Toledo City Clerk Michelle Whitten updated residents of a number of ongoing city projects. She spoke of recent repairs to the city’s network of sidewalks, as well as a soon-to-be-stocked life vest station at the boat launch. She also announced the City Council’s recent approval of a bid for the new sewer plant (see page 1), stating construction is expected to begin by sometime next month.

Toledo School District Superintendent Sharon Bower spoke about the upcoming bond measure intended to help upgrade district facilities, primarily the high school. She emphasized how students are learning current science is classrooms with 39-year-old equipment, and how the quality of school facilities and utilities are at level where the district will have no choice but to replace them very soon. For an in-depth look at Bower’s presentation, as well answers to specific questions posed by residents, go to, or looking for upcoming issues of Town Crier.

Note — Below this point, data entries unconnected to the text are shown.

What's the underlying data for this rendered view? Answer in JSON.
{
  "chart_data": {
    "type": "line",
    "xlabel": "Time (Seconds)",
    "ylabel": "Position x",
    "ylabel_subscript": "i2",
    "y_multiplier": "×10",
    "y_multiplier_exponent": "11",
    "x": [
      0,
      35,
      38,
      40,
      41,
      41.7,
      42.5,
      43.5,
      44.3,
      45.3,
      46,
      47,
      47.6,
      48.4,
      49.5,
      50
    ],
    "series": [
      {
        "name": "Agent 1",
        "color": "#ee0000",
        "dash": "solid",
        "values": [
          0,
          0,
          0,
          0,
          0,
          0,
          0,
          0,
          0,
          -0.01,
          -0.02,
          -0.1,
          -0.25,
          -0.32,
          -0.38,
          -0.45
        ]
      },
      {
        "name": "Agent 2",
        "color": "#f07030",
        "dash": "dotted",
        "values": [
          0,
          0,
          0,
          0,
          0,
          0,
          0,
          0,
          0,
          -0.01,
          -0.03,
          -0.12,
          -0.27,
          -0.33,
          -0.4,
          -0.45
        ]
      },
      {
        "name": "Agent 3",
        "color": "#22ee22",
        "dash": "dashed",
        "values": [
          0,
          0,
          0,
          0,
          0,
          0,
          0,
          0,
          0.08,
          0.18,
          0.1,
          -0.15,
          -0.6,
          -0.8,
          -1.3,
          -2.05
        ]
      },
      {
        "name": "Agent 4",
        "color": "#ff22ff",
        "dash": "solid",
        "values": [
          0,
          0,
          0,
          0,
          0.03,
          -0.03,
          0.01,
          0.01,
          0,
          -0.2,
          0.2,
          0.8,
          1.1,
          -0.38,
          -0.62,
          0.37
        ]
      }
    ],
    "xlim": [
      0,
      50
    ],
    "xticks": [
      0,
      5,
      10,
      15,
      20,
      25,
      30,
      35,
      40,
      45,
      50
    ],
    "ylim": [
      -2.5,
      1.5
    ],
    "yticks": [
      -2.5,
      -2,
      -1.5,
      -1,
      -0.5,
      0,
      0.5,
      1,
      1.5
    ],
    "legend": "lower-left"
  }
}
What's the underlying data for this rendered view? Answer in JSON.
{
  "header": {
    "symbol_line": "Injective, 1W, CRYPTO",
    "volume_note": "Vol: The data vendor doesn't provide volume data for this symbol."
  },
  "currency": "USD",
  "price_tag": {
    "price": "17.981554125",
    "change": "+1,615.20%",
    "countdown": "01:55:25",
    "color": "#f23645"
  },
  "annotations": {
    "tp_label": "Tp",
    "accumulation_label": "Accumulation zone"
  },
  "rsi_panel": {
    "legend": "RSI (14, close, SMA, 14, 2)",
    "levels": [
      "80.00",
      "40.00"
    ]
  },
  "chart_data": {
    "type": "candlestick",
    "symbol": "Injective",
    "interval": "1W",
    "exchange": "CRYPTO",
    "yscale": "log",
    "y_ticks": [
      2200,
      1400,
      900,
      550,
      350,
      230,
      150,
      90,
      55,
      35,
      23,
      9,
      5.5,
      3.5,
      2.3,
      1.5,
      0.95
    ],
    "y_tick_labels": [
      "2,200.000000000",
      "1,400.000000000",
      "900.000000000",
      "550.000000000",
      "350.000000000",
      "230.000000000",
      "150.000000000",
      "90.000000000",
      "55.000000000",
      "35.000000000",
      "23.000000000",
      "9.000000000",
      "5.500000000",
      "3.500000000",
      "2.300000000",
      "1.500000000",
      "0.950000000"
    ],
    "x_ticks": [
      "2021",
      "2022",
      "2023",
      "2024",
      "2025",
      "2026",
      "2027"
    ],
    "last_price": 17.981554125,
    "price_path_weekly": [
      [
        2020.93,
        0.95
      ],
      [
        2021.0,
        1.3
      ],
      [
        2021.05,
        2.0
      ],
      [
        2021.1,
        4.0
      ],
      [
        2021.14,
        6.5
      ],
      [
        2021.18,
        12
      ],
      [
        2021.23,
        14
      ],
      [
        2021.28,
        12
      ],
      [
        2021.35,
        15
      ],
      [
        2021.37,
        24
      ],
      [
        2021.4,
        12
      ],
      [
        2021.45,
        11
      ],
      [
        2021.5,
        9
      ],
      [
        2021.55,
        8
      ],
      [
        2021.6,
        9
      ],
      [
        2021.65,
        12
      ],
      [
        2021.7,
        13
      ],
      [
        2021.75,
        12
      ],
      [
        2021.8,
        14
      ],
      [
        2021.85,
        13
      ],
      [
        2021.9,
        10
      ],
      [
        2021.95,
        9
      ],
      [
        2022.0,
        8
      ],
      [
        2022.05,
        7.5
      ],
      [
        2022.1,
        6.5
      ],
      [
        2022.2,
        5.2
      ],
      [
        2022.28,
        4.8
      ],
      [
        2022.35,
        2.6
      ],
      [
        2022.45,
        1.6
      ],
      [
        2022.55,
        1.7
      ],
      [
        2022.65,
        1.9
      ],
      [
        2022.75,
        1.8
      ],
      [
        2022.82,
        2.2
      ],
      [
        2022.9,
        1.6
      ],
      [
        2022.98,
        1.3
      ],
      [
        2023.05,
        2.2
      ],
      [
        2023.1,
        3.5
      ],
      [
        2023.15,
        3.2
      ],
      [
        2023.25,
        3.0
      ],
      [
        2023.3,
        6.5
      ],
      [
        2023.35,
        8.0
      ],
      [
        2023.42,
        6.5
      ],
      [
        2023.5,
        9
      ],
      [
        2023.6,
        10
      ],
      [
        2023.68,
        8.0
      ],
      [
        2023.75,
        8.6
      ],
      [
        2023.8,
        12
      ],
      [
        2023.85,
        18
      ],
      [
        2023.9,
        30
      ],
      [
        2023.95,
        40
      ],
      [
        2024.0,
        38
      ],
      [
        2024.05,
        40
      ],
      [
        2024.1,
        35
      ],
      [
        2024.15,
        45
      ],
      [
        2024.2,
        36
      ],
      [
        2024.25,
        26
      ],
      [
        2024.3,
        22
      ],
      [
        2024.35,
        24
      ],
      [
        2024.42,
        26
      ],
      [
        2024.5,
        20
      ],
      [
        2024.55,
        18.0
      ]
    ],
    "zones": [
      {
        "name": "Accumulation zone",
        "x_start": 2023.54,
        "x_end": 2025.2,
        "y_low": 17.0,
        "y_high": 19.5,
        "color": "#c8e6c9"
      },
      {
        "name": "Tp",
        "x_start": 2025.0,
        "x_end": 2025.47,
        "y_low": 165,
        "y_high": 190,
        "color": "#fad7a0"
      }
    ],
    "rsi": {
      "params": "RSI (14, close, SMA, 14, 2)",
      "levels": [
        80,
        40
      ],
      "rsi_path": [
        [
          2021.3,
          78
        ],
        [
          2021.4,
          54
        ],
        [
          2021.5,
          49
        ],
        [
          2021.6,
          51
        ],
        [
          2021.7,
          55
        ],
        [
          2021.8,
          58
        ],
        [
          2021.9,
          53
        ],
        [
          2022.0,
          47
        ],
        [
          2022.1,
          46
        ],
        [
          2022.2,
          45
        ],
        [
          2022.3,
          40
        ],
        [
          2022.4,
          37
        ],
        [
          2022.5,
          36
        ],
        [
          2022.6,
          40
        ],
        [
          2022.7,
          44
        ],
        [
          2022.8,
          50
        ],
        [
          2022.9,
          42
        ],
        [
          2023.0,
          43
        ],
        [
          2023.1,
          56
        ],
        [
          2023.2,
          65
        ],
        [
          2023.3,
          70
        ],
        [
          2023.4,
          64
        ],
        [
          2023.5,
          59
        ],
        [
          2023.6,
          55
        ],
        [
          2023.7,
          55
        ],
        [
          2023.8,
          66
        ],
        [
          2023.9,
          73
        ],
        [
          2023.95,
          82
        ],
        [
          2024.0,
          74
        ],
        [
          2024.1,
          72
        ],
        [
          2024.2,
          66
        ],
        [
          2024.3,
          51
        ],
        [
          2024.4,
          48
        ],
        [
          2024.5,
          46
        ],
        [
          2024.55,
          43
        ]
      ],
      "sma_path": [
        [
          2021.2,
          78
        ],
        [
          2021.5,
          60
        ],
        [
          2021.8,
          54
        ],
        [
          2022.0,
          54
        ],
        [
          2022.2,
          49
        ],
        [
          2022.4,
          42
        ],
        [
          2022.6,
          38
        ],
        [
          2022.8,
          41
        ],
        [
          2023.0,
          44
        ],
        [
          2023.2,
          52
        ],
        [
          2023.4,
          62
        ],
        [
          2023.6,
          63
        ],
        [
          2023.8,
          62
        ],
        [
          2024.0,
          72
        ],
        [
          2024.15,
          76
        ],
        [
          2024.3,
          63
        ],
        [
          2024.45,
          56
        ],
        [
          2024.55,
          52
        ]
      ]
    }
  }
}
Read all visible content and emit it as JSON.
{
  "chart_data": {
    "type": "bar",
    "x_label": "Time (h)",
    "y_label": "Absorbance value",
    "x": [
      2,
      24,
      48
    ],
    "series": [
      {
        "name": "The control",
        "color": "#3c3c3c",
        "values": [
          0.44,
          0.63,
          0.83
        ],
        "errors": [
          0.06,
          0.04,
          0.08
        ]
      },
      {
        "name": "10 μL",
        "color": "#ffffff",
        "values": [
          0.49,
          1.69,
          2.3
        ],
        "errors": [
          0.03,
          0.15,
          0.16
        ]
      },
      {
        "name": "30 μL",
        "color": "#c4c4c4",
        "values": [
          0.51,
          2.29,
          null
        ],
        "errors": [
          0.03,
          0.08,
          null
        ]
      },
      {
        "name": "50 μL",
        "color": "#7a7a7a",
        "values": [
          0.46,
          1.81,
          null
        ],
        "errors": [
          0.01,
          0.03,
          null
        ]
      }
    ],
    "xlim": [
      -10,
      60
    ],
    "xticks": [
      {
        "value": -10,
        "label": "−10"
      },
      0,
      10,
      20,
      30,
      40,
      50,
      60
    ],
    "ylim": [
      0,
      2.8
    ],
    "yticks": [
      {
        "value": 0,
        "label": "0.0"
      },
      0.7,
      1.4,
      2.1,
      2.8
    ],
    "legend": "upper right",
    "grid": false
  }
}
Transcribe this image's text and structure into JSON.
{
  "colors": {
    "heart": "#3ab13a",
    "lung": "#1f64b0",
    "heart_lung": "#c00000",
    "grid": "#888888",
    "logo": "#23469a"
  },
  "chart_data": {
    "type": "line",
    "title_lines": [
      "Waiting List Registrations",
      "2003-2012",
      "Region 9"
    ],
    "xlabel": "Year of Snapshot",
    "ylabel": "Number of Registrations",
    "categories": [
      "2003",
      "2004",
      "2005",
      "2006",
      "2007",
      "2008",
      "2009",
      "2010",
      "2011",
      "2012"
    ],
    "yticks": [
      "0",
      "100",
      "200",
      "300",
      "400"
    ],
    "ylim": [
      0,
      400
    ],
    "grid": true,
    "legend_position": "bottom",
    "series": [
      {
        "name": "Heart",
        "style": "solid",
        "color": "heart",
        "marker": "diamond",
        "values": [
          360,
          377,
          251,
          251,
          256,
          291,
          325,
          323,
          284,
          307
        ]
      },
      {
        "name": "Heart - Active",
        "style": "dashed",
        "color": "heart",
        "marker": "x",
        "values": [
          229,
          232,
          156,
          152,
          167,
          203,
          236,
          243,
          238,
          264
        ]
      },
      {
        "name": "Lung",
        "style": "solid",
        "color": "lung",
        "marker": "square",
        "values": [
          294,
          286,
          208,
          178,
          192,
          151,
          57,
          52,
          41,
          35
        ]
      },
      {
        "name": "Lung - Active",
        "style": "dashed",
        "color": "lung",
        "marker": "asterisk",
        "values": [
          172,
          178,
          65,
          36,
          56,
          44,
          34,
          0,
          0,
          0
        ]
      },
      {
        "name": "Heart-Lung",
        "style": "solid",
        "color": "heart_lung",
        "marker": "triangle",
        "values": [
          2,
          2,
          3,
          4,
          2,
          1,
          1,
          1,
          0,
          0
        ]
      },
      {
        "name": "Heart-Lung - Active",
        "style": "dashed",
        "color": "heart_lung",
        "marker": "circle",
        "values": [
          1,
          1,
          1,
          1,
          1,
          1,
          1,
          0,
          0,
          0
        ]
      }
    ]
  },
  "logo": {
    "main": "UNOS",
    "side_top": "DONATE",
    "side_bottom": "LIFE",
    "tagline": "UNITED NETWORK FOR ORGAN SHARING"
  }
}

While another Big Community Meeting is not expected until this time next year, Vision:Toledo is meeting regularly to plan events and projects for the town. For information on these and other happenings, as well as how to become involved, visit, or call Morgan at (360) 864-4ART.

As indicated by the placement of stickers, a library in Toledo was a clear priority for residents, beating out the next most popular option by 33 points.